Nearby lives Bob Nelson, an electric wheelchair user whose electricity use is high. He has arthritis and has suffered multiple heart attacks and mini-strokes, and survived cancer three times.
Energy bills are paid direct – payments go directly from his benefits to the provider – but had not increased for years leading to debt of £1200.
Poppy finally managed to track down fuel direct customer service and agreed on a rate that should make Bob’s situation easier to manage. Meanwhile, he’s used food banks just to get by.
South Seeds know they are making a difference by “meeting people where they are”, listening and offering a “personalised service”, explains manager Lucy Gillie. It even extends to walking clients to other recommended services to help them find extra support.
But there is also frustration that the energy companies are not more proactive – and that energy regulator Ofgem is not more able to hold their feet to the fire.
“It’s often very difficult to get an energy company call handler to even open a complaint,” Agnes says.

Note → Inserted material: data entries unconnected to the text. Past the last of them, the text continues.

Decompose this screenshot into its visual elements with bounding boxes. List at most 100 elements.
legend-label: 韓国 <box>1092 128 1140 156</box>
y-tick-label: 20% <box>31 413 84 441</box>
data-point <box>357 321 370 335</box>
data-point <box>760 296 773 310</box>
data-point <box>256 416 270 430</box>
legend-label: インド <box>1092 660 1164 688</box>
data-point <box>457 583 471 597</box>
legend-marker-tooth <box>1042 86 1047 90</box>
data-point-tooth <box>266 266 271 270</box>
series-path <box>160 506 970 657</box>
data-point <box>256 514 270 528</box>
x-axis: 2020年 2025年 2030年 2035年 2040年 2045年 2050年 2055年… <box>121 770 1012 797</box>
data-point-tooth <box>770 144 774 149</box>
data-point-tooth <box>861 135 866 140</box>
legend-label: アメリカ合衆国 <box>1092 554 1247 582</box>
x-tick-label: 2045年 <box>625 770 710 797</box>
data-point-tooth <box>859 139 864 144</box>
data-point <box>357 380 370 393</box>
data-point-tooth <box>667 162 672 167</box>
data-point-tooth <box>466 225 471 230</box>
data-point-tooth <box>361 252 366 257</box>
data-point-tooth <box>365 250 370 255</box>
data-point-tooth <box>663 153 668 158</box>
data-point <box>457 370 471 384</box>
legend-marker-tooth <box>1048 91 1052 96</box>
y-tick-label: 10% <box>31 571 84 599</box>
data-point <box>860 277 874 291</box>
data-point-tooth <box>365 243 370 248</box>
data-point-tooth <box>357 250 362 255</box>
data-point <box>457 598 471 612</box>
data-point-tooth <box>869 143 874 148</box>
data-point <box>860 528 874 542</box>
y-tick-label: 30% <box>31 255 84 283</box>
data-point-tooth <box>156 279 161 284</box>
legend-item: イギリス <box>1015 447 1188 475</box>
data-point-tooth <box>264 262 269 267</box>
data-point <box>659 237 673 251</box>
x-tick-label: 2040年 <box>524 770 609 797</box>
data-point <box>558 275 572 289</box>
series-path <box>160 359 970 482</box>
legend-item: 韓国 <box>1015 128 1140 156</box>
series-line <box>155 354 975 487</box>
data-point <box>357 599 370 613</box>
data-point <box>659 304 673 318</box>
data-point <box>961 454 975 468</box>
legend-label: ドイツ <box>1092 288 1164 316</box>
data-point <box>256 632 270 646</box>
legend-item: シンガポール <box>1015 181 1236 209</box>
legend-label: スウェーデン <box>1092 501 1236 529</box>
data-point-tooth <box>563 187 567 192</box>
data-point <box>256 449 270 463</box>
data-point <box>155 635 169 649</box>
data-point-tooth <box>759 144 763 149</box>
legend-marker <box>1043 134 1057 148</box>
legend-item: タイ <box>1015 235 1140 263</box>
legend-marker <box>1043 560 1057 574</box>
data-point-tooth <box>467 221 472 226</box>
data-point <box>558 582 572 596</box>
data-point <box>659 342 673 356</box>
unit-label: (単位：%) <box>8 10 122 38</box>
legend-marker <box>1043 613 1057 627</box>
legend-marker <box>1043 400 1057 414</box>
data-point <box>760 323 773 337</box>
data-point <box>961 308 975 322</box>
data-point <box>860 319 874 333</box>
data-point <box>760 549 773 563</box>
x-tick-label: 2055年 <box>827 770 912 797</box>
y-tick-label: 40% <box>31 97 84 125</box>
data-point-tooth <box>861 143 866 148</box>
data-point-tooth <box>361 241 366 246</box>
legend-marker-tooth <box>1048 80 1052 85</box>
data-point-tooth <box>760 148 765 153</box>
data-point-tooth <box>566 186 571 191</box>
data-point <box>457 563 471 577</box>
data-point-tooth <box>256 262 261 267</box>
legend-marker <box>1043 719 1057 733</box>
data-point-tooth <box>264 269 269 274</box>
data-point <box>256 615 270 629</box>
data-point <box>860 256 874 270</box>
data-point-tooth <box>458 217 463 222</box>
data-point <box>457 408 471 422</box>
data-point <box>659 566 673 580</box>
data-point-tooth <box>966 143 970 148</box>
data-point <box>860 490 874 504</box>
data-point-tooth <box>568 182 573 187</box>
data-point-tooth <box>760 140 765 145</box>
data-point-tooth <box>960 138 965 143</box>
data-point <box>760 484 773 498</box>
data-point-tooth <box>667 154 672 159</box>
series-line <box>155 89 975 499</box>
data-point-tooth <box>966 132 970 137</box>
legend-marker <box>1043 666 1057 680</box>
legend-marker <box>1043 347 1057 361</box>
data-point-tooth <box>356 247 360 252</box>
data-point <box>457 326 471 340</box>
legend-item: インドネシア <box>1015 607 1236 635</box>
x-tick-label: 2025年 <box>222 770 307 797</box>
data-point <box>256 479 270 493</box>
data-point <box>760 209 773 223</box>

In July, Ofgem demanded improvements from five energy suppliers on issues such as debt, staff training, and direct debit increases. Poppy experienced that this has improved those areas.
“It shows that Ofgem’s actions can be effective,” she says. “Unfortunately, it seems like they are struggling to fully assess all the complex problems customers experience when communicating with their energy suppliers.”
An Ofgem spokesperson said its “priority is to protect consumers” and claimed suppliers must be “proactively making contact to identify if a customer is in payment difficulty, assessing repayments on a customer’s ability to pay and ensuring debt management activities are done in a fair and reasonable way”.
“We closely monitor compliance of this, and we have taken robust enforcement action as a result of the failings we have found,” they added.
But that’s far from the only issue, according to the South Seeds team. Other structure changes – from funding for retrofit homes to investing in public spaces and paying everyone fairly – is what is really needed, they claim.
The Institute of Health Equity report says immediate recommendations include local health providers better recognising the impact of cold homes and working with agencies like South Seeds.
Report co-author Tammy Boyce acknowledges the scale of the challenge can be difficult to comprehend. “I truly think we are moving into uncharted territory,” she says. “We can’t quantify the impact on health inequality, but it will have a huge impact.”
But she believes there are steps we can take. “Every year, there are millions of pounds in unclaimed benefits, so we need to make sure people apply for everything they are due.”
Local councils should also allocate emergency repair budgeting to warmer homes programmes, she adds fixing boilers, broken windows and holes in the walls, she claims, and health services should work more closely with third sector partners.
Back at Ioan’s house, playtime with his son is over. But his problems with gas and electricity bills are not. He was paying £40 a week a few months ago – now that’s at £80, just under half of the £170 he earns in the restaurant. He’s looking for another job. “That’s really hard too,” he says.
South Seeds is applying for a hardship grant, which they hope will help the family through the winter. But as prices continue to rise, the future still feels uncertain.
This story is the first in a year-long solutions journalism project between Greater Govanhill Magazine and The Ferret. Mind The Health Gap will collaborate with local communities to report on the way inequality leads to health disadvantages and shorter lives and the responses to that.